The landlocked nation is one of the 15 Asia-Pacific countries that comprise the Regional Comprehensive Economic Partnership, or RCEP.
Phouxay, secretary-general of the Lao National Chamber of Commerce and Industry, believes that membership of the pact will open up a bigger market for Laotian exporters.
"We expect the RCEP will help Laos benefit from more market access to member countries," he said.
Key Laotian exports include gold, pulp and paper, copper ore and farm produce, most of which go to neighboring China, Thailand and Vietnam.
However, thanks to the RCEP, Phouxay is hoping that Laos can tap other markets in the Asia-Pacific region. He also said the China-Laos railway may play an active role in the partnership, which took effect on Jan 1 after many years of negotiations.
The railway, which began operations on Dec 3, is an important part of the pan-Asian rail network that will ultimately connect Kunming, capital of Yunnan province, to Thailand and Singapore.

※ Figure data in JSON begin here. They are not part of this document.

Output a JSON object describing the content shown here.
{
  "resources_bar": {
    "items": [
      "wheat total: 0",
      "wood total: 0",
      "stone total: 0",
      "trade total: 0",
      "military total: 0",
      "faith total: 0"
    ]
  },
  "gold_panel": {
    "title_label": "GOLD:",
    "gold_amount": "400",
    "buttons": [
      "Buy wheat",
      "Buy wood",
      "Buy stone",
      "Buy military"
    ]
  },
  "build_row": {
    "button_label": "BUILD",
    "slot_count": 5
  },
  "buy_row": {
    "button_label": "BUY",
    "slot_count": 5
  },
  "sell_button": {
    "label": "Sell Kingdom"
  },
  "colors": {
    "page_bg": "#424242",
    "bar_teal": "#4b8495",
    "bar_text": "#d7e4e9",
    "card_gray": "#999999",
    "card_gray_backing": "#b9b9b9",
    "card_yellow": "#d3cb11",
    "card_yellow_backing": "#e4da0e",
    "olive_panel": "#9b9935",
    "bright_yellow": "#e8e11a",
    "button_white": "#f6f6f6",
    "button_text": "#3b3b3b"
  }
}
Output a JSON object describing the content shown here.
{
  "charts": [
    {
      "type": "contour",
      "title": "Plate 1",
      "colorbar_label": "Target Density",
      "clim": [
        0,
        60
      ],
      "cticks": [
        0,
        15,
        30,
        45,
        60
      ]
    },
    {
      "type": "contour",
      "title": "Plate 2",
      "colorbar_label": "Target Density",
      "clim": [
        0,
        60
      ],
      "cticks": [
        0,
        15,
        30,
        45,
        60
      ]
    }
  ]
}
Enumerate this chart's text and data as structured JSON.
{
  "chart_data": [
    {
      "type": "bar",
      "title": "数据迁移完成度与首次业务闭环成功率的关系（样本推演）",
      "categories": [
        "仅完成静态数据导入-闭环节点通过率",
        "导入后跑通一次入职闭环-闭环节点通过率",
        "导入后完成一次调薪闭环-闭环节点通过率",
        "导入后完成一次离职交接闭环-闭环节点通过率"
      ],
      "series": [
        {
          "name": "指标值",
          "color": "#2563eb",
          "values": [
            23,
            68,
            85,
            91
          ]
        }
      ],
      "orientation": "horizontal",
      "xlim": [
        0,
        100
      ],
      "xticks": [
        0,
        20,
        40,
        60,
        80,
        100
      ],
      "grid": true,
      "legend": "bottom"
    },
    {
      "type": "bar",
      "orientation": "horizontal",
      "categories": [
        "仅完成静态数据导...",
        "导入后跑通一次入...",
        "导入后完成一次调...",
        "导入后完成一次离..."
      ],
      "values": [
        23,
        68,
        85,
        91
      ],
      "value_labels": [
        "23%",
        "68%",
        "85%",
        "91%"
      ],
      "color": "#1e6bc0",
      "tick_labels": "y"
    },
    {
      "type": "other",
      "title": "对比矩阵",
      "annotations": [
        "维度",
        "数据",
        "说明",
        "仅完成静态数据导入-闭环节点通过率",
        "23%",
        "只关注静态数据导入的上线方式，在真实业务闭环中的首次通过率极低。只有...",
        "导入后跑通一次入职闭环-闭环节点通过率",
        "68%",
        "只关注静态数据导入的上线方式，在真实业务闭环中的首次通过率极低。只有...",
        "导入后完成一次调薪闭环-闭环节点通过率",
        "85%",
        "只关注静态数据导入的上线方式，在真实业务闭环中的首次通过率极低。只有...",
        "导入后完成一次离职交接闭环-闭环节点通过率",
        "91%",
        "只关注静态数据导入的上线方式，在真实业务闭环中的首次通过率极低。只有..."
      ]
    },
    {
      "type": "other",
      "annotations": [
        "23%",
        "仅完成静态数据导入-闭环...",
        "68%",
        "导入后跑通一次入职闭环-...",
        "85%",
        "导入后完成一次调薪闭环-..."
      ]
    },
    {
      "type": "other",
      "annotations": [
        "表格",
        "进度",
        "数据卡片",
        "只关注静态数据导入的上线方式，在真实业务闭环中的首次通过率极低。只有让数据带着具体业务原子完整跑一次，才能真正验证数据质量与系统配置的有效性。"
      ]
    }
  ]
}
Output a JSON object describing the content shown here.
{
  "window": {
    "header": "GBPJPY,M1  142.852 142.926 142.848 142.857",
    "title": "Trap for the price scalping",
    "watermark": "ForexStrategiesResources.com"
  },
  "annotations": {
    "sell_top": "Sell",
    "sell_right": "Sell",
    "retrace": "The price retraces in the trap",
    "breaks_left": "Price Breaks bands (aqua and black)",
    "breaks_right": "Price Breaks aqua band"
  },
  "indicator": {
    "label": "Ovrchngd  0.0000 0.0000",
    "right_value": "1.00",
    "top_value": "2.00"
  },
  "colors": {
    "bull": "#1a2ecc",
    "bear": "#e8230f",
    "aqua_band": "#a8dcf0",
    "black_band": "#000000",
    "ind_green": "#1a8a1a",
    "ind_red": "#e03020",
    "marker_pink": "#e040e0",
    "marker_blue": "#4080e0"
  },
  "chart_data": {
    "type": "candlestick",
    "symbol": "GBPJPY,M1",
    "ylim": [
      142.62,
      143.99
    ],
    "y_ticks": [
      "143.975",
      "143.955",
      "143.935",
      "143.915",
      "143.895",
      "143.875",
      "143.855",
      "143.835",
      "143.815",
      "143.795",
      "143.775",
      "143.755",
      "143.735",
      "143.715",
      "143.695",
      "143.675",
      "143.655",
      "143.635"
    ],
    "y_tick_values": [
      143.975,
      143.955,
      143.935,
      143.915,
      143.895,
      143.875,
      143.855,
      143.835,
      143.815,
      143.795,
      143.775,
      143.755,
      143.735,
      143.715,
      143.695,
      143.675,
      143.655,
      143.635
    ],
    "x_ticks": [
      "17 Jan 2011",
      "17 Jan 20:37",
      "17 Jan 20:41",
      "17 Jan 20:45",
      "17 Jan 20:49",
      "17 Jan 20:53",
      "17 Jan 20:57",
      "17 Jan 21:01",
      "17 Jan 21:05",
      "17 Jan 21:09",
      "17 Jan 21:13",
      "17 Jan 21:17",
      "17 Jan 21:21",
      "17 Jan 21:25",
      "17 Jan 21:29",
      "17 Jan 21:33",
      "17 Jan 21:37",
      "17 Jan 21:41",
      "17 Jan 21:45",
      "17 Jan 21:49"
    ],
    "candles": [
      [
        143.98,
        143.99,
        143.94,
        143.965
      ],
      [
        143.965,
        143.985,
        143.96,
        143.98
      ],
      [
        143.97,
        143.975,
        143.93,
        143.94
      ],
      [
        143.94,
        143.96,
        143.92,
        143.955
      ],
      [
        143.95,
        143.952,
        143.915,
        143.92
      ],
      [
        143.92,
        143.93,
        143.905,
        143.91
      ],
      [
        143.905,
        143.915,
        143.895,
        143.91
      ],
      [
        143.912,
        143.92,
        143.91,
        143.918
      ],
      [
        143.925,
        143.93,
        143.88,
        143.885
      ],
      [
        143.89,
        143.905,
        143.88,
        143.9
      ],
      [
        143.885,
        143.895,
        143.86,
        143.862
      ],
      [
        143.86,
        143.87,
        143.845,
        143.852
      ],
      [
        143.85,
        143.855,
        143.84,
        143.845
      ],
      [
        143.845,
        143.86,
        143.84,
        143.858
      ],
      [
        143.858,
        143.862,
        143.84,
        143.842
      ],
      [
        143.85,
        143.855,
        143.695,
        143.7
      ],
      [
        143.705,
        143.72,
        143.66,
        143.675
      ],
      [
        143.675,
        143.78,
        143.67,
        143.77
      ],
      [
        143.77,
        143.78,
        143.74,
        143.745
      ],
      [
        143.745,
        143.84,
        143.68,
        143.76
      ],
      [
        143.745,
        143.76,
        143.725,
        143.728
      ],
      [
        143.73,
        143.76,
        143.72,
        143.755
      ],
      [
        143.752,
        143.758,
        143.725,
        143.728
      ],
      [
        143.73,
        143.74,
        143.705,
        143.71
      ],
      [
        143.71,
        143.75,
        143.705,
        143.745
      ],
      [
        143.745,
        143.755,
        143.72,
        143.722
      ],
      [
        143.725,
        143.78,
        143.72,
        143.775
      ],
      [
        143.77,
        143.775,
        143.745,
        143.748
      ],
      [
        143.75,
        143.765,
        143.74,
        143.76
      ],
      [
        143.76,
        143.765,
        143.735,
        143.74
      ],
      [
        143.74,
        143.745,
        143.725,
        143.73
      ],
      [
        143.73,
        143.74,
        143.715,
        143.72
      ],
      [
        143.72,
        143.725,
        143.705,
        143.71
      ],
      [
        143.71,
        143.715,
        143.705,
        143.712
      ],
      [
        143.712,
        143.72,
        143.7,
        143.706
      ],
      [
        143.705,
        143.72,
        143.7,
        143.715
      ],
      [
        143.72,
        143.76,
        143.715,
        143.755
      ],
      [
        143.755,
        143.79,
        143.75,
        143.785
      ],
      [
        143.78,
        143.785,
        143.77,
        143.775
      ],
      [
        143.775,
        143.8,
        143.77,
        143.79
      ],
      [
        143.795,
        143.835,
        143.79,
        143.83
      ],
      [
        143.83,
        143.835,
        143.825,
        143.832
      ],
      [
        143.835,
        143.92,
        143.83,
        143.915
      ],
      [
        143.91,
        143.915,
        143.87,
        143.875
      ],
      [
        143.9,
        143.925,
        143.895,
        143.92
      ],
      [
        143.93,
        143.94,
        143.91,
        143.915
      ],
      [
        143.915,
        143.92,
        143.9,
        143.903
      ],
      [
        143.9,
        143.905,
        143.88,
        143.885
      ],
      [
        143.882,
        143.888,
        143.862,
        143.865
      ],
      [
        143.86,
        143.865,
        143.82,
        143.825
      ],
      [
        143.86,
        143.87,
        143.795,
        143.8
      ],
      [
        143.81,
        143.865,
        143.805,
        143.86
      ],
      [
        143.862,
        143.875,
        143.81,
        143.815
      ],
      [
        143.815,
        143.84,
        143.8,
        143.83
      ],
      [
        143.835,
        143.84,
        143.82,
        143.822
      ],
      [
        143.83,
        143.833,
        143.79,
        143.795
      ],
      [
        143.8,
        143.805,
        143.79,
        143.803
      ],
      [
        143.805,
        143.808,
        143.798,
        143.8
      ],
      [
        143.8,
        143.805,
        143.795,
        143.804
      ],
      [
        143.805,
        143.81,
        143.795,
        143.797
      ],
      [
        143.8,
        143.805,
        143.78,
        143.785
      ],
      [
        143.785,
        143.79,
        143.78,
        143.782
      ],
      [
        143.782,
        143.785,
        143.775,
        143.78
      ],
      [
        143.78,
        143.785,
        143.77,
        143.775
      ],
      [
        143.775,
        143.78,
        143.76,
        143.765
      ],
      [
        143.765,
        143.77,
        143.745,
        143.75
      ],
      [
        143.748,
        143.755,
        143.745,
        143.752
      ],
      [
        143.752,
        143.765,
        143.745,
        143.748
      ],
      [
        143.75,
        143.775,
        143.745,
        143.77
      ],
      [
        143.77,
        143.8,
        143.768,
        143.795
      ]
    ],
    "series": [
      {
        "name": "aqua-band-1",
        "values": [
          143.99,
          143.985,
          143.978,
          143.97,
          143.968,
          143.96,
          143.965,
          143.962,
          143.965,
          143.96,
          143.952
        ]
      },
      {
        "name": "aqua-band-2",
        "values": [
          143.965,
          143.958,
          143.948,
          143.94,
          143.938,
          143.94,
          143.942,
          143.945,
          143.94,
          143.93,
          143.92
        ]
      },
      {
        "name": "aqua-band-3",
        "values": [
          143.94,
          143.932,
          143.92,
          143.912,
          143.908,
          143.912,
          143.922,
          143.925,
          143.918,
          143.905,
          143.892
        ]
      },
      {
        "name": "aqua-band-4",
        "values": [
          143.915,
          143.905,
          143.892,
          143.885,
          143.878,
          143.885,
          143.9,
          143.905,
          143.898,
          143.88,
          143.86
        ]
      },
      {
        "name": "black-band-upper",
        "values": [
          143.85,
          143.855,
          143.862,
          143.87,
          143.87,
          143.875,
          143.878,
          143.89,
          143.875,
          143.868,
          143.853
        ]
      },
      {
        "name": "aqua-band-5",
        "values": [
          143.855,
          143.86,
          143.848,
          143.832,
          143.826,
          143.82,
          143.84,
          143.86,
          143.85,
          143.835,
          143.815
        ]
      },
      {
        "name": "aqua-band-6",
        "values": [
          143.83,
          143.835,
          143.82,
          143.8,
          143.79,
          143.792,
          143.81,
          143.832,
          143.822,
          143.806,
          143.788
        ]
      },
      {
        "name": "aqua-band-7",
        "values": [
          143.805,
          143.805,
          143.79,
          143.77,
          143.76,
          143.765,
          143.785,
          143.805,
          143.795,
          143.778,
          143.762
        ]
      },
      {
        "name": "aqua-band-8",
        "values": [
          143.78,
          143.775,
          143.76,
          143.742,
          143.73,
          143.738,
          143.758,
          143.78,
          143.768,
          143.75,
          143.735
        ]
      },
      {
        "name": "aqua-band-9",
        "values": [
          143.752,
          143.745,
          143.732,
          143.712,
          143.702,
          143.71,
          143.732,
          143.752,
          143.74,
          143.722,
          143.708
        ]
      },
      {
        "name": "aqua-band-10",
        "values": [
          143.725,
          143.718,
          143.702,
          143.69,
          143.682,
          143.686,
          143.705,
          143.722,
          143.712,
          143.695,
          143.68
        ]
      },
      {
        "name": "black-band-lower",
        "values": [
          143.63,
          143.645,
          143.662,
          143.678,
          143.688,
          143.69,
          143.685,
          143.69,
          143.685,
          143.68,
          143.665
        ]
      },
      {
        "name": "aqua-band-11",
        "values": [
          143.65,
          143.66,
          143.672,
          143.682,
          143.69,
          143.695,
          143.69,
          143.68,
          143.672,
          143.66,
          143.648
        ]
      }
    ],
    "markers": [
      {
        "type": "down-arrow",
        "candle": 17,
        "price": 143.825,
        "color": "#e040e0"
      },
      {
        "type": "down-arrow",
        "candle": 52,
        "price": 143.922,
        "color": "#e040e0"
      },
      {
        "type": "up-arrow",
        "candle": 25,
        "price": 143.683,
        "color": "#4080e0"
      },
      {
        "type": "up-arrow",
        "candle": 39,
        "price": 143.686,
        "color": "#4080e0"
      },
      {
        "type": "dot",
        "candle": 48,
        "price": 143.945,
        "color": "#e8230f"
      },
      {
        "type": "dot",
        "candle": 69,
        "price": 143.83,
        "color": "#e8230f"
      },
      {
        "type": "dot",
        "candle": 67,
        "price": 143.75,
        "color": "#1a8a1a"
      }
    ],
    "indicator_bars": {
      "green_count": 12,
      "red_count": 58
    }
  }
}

Phouxay said the line will not only ease transportation of goods between Laos and China, but will also benefit other Asian countries using it for trade.
Phouxay's optimism mirrors that of other industry leaders in RCEP member countries. The partnership might only be three months old, but it promises access to a huge market.
The RCEP comprises the 10 members of the Association of Southeast Asian Nations, or ASEAN, plus China, Japan, the Republic of Korea, Australia and New Zealand. These members account for 30 percent of the world's population.
The pact is expected to eliminate tariffs on more than 90 percent of goods traded among its members. These tariffs will be gradually reduced over a 20-year period.
Kurt Wee, president of the Association of Small and Medium Enterprises, which is based in Singapore, said the RCEP is a "very important framework" that positions enterprises toward the larger economic marketplace. Wee said this is due to the "preferential dealing terms" that reduced trade barriers among member countries.
According to industry executives and analysts, in addition to tariff cuts, the partnership will facilitate trade by promoting transparency, enforcing uniform trade rules and deepening regional integration.
Aya Adachi, analyst at the Mercator Institute for China Studies, which is based in Berlin, said the RCEP "will benefit cross-border production networks within the region the most".
She said this is because the partnership introduced a common rule of origin for production. Manufacturers will only have to abide by a single rule for all eligible tariff plans for exports to RCEP markets, reducing the difficulties of meeting a series of regulations in different free trade agreements signed earlier by RCEP members.